Had Monday’s meeting been held in July, the overall atmosphere would probably have been more upbeat than it will likely be now. Coming now amid daily violence in the West Bank, there may be a tendency by some in the EU to revert to the old ways of lecturing and hectoring Israel, though Israel’s friends in the EU – and it has strong friends inside the European body – will obviously advise restraint, both because they want to put the relations on a better footing and because they don’t want to open Lapid up to criticism from the Right inside Israel for “pandering” to the Europeans.

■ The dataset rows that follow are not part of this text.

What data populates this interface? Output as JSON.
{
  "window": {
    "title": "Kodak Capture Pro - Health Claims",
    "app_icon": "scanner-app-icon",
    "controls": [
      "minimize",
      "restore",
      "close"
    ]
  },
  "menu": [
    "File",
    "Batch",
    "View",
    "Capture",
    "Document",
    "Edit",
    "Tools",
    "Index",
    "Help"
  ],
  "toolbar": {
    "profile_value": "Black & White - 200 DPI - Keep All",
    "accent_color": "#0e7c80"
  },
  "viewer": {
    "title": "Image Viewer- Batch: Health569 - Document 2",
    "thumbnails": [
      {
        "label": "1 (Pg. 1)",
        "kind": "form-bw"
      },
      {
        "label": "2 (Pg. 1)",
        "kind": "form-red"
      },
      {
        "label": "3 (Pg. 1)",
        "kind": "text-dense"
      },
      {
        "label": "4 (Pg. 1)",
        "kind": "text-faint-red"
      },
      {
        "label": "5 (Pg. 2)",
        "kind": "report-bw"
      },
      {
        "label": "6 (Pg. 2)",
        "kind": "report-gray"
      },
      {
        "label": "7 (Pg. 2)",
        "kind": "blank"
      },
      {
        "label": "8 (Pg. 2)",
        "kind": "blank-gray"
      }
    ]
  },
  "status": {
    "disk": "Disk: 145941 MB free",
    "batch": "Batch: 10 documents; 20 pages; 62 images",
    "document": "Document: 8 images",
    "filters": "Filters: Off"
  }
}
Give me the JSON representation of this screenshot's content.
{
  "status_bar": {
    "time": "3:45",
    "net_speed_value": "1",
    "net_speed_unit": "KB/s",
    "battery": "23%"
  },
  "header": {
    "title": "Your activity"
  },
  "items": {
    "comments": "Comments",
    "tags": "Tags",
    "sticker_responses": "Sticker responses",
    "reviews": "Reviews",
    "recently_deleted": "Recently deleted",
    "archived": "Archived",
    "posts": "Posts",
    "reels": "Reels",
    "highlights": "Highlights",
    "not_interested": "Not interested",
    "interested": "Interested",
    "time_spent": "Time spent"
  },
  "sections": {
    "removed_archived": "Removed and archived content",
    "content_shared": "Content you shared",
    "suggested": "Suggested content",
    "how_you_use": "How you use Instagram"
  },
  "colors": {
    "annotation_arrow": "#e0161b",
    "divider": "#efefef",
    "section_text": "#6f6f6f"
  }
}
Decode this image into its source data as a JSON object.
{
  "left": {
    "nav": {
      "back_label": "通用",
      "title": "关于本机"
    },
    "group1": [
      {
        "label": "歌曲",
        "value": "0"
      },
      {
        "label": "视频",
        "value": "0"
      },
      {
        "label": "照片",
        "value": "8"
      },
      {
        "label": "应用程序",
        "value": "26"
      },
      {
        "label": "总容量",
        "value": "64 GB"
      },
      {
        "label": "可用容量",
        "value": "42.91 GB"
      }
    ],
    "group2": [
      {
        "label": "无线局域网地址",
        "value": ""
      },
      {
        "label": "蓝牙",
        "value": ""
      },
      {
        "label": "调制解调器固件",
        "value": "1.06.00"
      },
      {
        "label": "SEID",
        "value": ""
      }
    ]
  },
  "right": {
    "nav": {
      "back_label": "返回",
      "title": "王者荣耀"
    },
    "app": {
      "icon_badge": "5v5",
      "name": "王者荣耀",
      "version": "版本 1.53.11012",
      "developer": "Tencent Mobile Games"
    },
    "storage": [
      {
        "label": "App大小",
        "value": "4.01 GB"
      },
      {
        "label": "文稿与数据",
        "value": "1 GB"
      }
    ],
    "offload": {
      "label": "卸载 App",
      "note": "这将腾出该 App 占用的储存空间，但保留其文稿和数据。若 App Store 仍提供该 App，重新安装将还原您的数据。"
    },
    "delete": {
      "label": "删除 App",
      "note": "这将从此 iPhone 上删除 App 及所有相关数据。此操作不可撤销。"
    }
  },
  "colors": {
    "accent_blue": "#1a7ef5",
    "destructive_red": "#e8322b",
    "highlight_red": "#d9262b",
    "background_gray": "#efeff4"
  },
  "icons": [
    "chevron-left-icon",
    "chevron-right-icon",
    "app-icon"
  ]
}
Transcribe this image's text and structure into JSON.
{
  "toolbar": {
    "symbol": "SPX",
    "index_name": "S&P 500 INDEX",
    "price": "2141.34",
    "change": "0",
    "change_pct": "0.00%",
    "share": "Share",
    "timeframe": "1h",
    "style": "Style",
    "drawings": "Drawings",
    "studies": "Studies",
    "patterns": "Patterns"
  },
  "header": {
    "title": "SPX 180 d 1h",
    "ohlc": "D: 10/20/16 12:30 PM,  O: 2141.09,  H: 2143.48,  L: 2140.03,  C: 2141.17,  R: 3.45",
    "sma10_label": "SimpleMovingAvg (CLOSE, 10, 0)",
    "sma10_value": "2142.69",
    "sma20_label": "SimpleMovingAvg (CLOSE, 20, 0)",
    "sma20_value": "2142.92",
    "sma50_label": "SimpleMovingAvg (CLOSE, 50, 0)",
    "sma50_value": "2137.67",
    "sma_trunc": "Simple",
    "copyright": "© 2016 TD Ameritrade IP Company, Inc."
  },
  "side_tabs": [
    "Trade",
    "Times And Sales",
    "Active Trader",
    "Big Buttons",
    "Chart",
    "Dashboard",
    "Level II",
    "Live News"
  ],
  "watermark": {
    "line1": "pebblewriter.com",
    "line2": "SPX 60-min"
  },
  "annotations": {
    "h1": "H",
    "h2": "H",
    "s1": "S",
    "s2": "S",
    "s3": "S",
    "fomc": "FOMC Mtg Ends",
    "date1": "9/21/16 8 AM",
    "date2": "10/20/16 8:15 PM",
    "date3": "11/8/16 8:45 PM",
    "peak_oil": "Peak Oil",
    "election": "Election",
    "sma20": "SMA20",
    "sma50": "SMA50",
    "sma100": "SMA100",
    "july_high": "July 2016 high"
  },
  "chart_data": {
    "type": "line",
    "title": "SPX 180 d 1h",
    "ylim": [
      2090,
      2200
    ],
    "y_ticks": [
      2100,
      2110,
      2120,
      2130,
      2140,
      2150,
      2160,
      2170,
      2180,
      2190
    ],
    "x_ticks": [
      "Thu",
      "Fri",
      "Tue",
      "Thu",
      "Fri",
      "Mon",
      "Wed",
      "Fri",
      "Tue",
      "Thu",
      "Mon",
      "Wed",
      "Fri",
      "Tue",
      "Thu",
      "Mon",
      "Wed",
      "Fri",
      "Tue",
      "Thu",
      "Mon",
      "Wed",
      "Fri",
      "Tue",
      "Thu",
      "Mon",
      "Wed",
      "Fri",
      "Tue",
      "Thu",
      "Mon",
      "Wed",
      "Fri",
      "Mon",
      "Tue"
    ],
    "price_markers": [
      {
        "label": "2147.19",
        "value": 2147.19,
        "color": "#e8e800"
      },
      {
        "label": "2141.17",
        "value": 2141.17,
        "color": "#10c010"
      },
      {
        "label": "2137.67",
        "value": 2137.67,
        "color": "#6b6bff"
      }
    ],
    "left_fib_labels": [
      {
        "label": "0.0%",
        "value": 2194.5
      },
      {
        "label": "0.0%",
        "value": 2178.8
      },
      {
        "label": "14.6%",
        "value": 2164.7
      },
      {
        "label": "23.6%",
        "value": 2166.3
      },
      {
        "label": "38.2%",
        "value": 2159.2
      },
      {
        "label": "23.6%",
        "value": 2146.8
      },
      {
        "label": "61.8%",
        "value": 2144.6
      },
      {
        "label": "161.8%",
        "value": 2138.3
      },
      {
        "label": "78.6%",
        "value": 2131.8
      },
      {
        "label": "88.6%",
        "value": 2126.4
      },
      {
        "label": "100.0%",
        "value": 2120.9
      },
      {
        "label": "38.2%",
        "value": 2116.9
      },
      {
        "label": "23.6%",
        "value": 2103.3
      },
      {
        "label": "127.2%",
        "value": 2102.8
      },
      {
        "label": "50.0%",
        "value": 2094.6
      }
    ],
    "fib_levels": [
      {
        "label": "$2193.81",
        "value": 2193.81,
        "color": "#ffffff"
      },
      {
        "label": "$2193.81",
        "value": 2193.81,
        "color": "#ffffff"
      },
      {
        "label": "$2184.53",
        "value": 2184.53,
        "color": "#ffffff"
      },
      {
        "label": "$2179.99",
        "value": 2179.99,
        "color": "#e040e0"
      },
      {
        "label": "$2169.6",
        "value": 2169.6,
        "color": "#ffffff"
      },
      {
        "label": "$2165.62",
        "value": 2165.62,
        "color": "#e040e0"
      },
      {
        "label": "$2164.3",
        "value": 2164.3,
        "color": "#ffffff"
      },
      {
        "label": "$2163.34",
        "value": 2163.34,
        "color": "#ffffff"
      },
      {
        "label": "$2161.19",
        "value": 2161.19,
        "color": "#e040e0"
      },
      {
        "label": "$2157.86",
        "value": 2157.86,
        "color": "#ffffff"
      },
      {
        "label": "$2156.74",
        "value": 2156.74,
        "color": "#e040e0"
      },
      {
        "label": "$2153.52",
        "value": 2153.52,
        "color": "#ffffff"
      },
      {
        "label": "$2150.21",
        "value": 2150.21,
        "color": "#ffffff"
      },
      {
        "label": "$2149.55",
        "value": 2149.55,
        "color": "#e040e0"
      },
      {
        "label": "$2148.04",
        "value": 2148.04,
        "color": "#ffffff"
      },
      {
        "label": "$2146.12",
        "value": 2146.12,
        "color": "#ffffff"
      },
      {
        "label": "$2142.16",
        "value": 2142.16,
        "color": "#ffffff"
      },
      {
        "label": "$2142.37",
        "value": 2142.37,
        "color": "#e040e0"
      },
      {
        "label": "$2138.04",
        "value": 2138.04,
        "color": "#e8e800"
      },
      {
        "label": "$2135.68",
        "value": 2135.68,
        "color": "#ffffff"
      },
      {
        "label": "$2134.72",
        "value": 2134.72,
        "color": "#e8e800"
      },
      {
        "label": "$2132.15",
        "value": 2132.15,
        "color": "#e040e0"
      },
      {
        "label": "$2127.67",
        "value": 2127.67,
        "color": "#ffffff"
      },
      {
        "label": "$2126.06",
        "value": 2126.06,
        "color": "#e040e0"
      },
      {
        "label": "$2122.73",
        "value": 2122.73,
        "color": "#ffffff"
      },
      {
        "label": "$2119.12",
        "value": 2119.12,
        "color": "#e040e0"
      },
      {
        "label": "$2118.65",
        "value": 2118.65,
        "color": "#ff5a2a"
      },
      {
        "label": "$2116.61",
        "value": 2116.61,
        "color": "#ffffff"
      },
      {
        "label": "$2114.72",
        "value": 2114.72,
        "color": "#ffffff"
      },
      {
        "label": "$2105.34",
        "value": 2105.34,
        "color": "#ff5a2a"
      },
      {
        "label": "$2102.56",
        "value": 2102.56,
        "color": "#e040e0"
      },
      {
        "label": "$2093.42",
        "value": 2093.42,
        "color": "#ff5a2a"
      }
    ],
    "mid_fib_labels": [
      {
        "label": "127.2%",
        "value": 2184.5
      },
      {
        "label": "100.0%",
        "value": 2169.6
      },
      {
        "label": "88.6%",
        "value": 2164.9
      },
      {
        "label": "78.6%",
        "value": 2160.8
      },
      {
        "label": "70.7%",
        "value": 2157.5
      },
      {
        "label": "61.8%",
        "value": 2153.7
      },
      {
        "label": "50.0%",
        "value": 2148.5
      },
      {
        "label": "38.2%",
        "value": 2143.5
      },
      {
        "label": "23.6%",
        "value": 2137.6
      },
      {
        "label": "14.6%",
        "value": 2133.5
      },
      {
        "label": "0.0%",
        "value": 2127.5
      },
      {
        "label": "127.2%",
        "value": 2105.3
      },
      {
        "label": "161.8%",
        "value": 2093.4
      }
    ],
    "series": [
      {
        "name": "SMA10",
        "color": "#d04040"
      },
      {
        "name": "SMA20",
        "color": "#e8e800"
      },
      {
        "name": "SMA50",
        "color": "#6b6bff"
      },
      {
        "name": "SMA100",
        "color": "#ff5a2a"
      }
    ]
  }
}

Using foreign policy credentials ahead of Israeli elections

If the meeting goes well, the timing for Lapid – just a month before the election – could prove very fortuitous. In making high-profile trips abroad just before an election, Lapid is taking a page out of Netanyahu’s playbook.

The former prime minister made highlighting his foreign policy credentials just before Election Day a near art form.

For instance, in the weeks before the first election of the current cycle in March 2019, he traveled to Chad, Washington – where the US recognized Israeli control over the Golan Heights – and twice to Moscow. In the two weeks before the September 2019 voting, he made a point of going to London and Sochi, and before the March 2020 election, he again went to Washington for then-president Donald Trump’s unveiling of his “Plan of the Century.”

The logic behind those visits was that high-profile trips close to an election highlight the prime minister’s diplomatic expertise and can only raise his stature among the electorate. Lapid’s team is certainly thinking: if that was true for Netanyahu, it is true for us as well.